Singapore clamps down on Russian-based crypto and NFT transactions
NFT News

Singapore clamps down on Russian-based crypto and NFT transactions

BTC Peers Reporter

More than ever, the decentralized and boundless nature of digital assets is being called to question amid the growing restrictions being slammed on Russian-based traders.

Over the weekend, the Monetary Authority of Singapore (MAS) announced that it was imposing sanctions and certain restrictions against Russia following Russia’s invasion of Ukraine.

The MAS will be imposing export controls on “items that can be directly used as weapons to inflict harm on or to subjugate the Ukrainians, as well as items that can contribute to offensive cyber operations.” To this end, the agency will be banning the transfer of “all items in the Military Goods List” and “all items in the Electronics, Computers, and Telecommunications and Information Security categories” to Russia.

Meanwhile, Singapore is also expanding its crackdown on financial services, including cryptocurrencies. The government has advised its financial institutions to stop servicing VTB Bank, Vnesheconombank, Promsvyazbank, and Bank Rossiya by freezing their assets.
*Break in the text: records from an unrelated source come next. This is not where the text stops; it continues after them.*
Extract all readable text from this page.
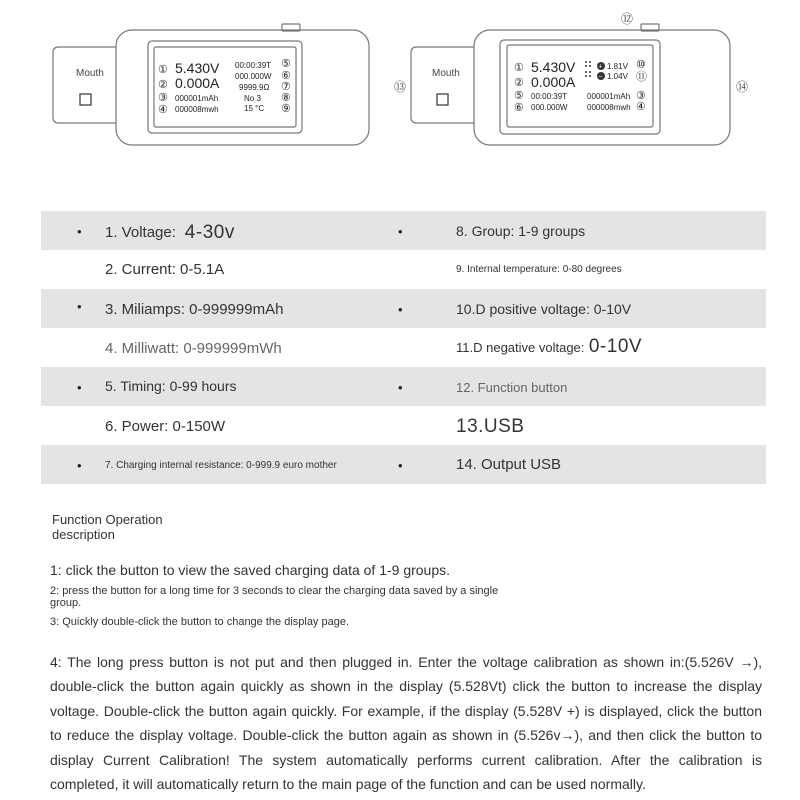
Mouth	①
②
③
④
5.430V
0.000A
000001mAh
000008mwh
00:00:39T
000.000W
9999.9Ω
No 3
15 °C
⑤
⑥
⑦
⑧
⑨
Mouth	①
②
⑤
⑥
5.430V
0.000A
00:00:39T
000.000W
+
−
1.81V
1.04V
000001mAh
000008mwh
⑩
⑪
③
④
⑫
⑬	⑭
• 1. Voltage: 4-30v	•	8. Group: 1-9 groups
2. Current: 0-5.1A	9. Internal temperature: 0-80 degrees
• 3. Miliamps: 0-999999mAh	•	10.D positive voltage: 0-10V
4. Milliwatt: 0-999999mWh	11.D negative voltage: 0-10V
• 5. Timing: 0-99 hours	•	12. Function button
6. Power: 0-150W	13.USB
• 7. Charging internal resistance: 0-999.9 euro mother	•	14. Output USB
Function Operation description
1: click the button to view the saved charging data of 1-9 groups.
2: press the button for a long time for 3 seconds to clear the charging data saved by a single group.
3: Quickly double-click the button to change the display page.
4: The long press button is not put and then plugged in. Enter the voltage calibration as shown in:(5.526V →), double-click the button again quickly as shown in the display (5.528Vt) click the button to increase the display voltage. Double-click the button again quickly. For example, if the display (5.528V +) is displayed, click the button to reduce the display voltage. Double-click the button again as shown in (5.526v→), and then click the button to display Current Calibration! The system automatically performs current calibration. After the calibration is completed, it will automatically return to the main page of the function and can be used normally.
We will impose financial measures targeted at designated Russian banks, entities and activities in Russia, and fund-raising activities benefiting the Russian government. Digital payment token service providers are specifically prohibited from facilitating transactions that could help to circumvent these financial measures. These measures apply to all financial institutions in Singapore, including banks, finance companies, insurers, capital markets intermediaries, securities exchanges and payment service providers.

Interestingly, while Russian-based crypto users may soon begin to feel the heat of the sanctions, Ukraine is currently benefiting from crypto donations. As reported by BTC PEERS, several NFT efforts have been created to support citizens of the belligerent nation. For instance, an NFT of the Ukrainian flag recently sold for $6.75 million last week.